Let \( D(\boldsymbol{X}_1) \) denote the deviance of a model that includes only the variables in \( \boldsymbol{X}_1 \) and let \( D(\boldsymbol{X}_1+\boldsymbol{X}_2) \) denote the deviance of a model that includes all variables in \( \boldsymbol{X} \). Then the difference

\[ \chi^2 = D(\boldsymbol{X}_1) - D(\boldsymbol{X}_1+\boldsymbol{X}_2) \]has approximately in large samples a chi-squared distribution with \( p_2 \) d.f. Note that \( p_2 \) is the difference in the number of parameters between the two models being compared.

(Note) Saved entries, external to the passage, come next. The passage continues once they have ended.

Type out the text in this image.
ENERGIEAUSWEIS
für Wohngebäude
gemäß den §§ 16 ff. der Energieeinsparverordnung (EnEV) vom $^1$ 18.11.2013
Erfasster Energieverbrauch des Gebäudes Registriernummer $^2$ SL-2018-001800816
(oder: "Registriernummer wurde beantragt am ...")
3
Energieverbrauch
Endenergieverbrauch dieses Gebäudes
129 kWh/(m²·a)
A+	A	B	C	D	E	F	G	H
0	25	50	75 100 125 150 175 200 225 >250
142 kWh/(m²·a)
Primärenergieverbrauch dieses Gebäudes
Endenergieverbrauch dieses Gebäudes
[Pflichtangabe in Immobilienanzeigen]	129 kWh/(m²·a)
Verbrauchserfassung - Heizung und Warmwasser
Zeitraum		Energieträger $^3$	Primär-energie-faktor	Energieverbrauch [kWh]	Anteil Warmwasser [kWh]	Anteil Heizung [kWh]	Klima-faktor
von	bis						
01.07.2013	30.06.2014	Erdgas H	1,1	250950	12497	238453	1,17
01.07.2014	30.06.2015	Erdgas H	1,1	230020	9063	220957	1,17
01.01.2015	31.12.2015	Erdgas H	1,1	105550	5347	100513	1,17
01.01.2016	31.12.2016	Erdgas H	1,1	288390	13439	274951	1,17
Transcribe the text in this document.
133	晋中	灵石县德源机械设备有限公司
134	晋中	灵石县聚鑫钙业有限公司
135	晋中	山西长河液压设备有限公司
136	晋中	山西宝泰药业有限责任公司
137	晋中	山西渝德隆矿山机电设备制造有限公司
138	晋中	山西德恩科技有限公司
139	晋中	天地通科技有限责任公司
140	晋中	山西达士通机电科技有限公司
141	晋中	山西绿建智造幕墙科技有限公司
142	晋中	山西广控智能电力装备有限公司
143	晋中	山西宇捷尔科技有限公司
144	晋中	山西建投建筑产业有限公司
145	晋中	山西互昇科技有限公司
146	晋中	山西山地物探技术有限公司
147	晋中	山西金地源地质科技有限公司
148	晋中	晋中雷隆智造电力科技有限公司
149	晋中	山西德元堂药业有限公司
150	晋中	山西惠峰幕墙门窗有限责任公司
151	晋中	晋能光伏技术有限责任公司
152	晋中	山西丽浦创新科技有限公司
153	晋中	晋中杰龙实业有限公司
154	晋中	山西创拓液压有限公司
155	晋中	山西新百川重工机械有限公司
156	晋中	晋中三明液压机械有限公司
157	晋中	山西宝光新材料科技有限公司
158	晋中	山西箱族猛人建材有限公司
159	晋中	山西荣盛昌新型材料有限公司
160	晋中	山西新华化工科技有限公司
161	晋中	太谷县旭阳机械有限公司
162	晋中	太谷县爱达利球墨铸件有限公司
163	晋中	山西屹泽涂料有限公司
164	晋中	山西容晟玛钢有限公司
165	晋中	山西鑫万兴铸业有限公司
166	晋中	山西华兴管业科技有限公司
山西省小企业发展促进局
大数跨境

The deviance plays a role similar to the residual sum of squares.
In fact, in Appendix B we show that in models for normally
distributed data the deviance *is* the residual sum of squares.
Likelihood ratio tests in generalized linear models are based on
scaled deviances, obtained by dividing the deviance by a scale factor.
In linear models the scale factor was \( \sigma^2 \), and
we had to divide the \( \mbox{RSS} \)’s (or their difference) by an estimate
of \( \sigma^2 \) in order to calculate the test criterion.
With binomial data the scale factor is one, and there is no need
to scale the deviances.

The Pearson chi-squared statistic in the previous subsection, while providing an alternative goodness of fit test for grouped data, cannot be used in general to compare nested models. In particular, differences in deviances have chi-squared distributions but differences in Pearson chi-squared statistics do not. This is the main reason why in statistical modelling we use the deviance or likelihood ratio chi-squared statistic rather than the more traditional Pearson chi-squared of elementary statistics.